Codex Regius - Indriðason, A: Codex Regius - Konungsbók
Professor und ich seien ihm per Zufall in Deutschland auf die Schliche gekommen und nach Dänemark gefolgt, ohne davon gewusst zu haben, dass wir polizeilich gesucht wurden. Davon hätten wir erst erfahren, als wir nach Kopenhagen kamen. Der Professor sei dann zur Polizei gegangen, um sie über das Vorhaben von Orlepps zu unterrichten, und das hatte viel länger gedauert als erwartet. Wegen der Abreise der Gullfoss hatte ich keine andere Möglichkeit gesehen, als Joachim von Orlepp auf den Fersen zu bleiben und als blinder Passagier an Bord zu gehen. Als er entdeckte, dass ich hinter ihm her war, hatte er mich brutal attackiert.

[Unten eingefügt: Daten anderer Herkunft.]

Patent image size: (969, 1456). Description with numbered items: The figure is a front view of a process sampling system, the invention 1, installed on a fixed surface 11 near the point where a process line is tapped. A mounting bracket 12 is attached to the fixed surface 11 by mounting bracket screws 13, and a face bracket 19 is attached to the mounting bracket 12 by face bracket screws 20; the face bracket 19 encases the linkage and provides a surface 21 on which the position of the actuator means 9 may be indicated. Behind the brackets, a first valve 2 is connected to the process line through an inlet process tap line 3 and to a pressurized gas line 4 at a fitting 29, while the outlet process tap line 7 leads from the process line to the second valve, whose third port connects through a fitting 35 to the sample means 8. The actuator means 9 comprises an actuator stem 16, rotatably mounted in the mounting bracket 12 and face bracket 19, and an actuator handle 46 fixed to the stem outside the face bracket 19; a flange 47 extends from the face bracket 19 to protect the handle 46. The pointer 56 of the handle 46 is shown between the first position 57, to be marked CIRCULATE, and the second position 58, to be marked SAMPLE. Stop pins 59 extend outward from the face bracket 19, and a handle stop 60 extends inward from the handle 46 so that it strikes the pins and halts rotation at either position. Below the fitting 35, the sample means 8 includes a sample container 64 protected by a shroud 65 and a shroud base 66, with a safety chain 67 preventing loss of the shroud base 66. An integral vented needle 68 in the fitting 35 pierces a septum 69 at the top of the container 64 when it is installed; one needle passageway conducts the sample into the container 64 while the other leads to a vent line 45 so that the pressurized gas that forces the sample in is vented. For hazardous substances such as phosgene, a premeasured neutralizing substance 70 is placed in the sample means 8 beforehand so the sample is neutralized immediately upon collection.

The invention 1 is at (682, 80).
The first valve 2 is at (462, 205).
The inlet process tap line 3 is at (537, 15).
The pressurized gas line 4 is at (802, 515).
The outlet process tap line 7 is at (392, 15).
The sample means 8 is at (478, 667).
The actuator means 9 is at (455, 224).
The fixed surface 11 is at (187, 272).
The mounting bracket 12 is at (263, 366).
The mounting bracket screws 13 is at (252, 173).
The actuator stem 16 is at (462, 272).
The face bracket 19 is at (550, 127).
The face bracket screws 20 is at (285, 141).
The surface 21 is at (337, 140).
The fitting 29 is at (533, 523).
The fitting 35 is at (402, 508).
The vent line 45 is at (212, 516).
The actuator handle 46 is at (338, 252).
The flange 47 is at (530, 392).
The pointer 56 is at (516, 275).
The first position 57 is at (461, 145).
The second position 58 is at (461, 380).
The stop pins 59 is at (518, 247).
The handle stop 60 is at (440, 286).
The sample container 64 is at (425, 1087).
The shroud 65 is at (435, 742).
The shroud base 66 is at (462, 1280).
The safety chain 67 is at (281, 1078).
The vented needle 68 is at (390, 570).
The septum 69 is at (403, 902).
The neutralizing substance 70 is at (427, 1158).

Diese meine Version wurde von Joachim von Orlepp nicht angefochten. Ihm reichte es wahrscheinlich, in Deutschlandwegen Mordes und gefährlicher Körperverletzung angeklagt zu werden. Auf diese Weise wurde nie bekannt, dass der Professor an Bord gewesen war. Bei dem kleinen Nachspiel im Zusammenhang mit der Auslieferung von Orlepps an die deutsche Polizei erwähnte ich den Codex Regius mit keinem Wort. Genauso wenig kam Joachim von Orlepp auf seinen Vater zu sprechen und ich auch nicht.
Ich gab vor, nichts über den Verbleib des Professors zu wissen.
Ich hörte davon, dass die Direktoren der Königlichen Bibliothek und des Handschrifteninstituts den Codex Regius unter all den Handschriften wiederfanden, an denen der Professor geforscht hatte. Ich war bereits einige Tage zuvor nach Kopenhagen zurückgekehrt. Unter anderem hatte ich Vera einen Besuch abgestattet. Das Buch fand sich zwischen den anderen Manuskripten, und niemand wunderte sich darüber.
Ich berichtete Vera, was in jener schicksalhaften Nacht an Bord der Gullfoss vorgefallen war. Sie lauschte stumm meinen Ausführungen und dankte mir beim Abschied für meinen Besuch, Gittes schweigsames Ebenbild.
Sie starb zwei Jahre später, und ich war einer der wenigen, die ihr die letzte Ehre erwiesen.
An dem Tag, an dem die Gullfoss auslief, hatte der Professor eine Summe, die fünf Monatsgehältern von ihm entsprach, an Hilde Kamphaus in Berlin überwiesen, mit den besten Wünschen für eine gute Zukunft. Ihren Brief, in dem sie sich wortreich für seine Großzügigkeit bedankte, fand ich unter der Korrespondenz des Professors.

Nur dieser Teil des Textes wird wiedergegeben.